江戸の町を戦火から守り平和的解決をした2人の、歴史には残らない絆が形になっているような気がして、なんとも胸があつくなりました。

洗足池の隣にある「洗足池図書館」の壁には、周辺の歴史スポットがまとめられています。源頼朝の名馬・池月や千束八幡神社など、他にも見どころがあるので、街歩きの参考にどうぞ。

アートさんぽ

歌川広重が描く洗足池

洗足池は江戸時代の人気絵師、歌川広重が名所江戸百景に描いたことでも知られています。タイトルは『 千束の池袈裟懸松 』(せんぞくのいけ けさがけまつ)。

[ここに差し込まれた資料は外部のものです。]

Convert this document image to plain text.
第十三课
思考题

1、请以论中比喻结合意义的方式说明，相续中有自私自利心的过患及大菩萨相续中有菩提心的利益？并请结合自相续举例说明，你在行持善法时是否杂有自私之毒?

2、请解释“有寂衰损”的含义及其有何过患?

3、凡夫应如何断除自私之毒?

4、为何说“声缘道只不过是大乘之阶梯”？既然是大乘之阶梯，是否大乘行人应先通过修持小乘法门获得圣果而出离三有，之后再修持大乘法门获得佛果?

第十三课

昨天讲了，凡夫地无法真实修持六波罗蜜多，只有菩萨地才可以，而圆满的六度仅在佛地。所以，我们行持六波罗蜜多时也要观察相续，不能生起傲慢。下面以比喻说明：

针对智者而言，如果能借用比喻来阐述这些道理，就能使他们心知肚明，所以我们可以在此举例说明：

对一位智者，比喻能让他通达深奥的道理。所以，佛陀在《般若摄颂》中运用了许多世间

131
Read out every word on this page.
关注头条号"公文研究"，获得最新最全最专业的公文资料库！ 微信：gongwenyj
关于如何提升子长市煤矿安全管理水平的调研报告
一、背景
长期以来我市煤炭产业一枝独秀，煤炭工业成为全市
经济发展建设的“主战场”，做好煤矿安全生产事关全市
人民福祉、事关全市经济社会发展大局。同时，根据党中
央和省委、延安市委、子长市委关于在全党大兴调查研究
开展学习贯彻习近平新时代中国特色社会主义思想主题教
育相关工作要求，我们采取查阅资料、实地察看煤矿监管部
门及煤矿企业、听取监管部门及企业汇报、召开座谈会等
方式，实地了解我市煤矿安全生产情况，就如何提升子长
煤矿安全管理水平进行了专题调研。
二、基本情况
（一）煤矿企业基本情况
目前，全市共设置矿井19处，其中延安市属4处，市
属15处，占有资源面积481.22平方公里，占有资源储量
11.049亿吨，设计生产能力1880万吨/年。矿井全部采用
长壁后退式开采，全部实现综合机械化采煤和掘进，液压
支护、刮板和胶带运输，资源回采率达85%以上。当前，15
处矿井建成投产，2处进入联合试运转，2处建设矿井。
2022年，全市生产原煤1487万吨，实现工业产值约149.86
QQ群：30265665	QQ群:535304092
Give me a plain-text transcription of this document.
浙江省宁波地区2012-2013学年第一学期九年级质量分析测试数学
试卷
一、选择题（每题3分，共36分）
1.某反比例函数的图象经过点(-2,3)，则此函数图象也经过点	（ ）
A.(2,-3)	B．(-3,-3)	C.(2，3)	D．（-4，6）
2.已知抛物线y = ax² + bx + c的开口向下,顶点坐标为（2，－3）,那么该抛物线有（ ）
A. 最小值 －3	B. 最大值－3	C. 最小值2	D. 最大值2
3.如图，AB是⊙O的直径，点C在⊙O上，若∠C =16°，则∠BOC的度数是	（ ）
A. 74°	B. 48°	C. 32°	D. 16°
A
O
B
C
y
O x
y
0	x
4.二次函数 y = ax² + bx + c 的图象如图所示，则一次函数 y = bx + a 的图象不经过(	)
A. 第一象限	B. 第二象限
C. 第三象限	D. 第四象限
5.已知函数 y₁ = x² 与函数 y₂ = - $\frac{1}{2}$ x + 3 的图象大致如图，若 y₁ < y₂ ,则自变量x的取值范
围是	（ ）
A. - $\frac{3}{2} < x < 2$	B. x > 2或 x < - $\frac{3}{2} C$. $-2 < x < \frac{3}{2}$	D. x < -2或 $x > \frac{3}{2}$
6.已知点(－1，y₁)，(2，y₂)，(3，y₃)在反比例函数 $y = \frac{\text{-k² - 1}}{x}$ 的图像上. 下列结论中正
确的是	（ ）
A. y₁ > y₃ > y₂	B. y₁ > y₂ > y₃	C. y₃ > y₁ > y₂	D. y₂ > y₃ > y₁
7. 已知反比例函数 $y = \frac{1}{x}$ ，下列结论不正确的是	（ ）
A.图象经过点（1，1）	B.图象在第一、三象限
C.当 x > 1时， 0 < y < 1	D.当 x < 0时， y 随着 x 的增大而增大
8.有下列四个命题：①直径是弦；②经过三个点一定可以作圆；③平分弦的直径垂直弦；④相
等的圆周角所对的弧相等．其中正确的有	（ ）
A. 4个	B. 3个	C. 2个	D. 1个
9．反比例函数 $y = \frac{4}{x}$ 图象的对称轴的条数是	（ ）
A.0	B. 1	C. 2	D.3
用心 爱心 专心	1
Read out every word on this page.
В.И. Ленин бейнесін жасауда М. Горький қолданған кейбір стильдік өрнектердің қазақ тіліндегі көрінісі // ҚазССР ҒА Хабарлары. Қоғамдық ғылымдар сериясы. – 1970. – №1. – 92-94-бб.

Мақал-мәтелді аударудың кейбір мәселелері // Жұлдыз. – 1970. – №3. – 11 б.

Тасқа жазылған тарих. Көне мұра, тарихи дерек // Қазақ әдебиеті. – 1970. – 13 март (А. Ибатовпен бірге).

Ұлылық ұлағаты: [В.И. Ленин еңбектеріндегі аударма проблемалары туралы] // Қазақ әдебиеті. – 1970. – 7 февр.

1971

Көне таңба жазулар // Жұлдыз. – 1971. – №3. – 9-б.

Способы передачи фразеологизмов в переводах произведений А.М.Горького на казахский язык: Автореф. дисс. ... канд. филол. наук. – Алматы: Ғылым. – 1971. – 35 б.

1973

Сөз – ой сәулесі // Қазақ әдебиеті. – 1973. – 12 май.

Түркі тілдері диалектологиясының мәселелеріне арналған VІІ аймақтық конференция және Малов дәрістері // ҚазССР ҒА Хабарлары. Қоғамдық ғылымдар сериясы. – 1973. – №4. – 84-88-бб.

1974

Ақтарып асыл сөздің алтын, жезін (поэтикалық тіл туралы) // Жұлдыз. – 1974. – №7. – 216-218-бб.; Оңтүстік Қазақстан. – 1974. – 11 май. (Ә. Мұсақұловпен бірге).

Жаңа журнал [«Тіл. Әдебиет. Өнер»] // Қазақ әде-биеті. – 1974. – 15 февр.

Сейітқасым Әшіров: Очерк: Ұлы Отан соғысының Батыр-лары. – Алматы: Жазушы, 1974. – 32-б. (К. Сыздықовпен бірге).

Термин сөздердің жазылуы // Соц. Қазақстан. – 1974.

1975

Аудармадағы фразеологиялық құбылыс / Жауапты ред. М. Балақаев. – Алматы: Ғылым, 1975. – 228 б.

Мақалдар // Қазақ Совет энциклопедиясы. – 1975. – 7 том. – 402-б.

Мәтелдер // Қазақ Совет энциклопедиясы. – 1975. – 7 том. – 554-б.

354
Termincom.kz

日蓮聖人が袈裟を掛けたと伝わる松を中央に配し、自然が豊かに残る江戸の郊外を描いています。

現在の「袈裟懸けの松」は代替わりしていて同じものではないのですが、池畔に建つ御松庵妙福寺の中に今もあります。

現代の写真家が、この名所江戸百景と同じ構図で写真を撮るという試みをしており、昔と今の比較がとても面白いので、興味のある方はこちらもご覧ください。

絵の構図を探しながら、お散歩するというのも風流ではないでしょうか?

ちなみに、広重は第80景『金杉橋芝浦』で池上本門寺の「お会式法要」に向かう参詣客の絵も描いています。

川瀬巴水が描く五重塔と洗足池

もう一人、大正から昭和にかけて活躍した版画絵師・川瀬巴水も紹介したいと思います。江戸から明治になって衰退してしまった浮世絵版画の復興を目指して精力的に画業に取り組んだ絵師で、日本的な美しい風景画を得意とし「 旅情詩人 」「 昭和の広重 」と呼ばれています。

巴水は、昭和2年に大田区内に住み始め、戦時下をのぞき、晩年までずっと馬込や上池上で暮らしていました。そのため、池上本門寺や洗足池の絵を数多く残しています。

『洗足池乃残雪』

『池上本門寺の塔』

川瀬巴水については、大田区立郷土博物館の学芸員によるコラム(全15回)がありますので、より詳しく知りたい方はこちらをご覧ください。

お花見しながら歴史やアートに触れる

桜のお花見というと、大勢でワイワイ楽しむというのも楽しいですが、ふらりと出かけて、ゆっくり花をめでるというソロ活もいいですよね。そんな時は、テーマがあるとより豊かな時間が過ごせるのではないでしょうか?

池上本門寺と洗足池は都心からもアクセスがしやすく、思い立ったらすぐ行ける場所なので、歴史やアートに触れながら、のんびりと春の休日を過ごしてみてください。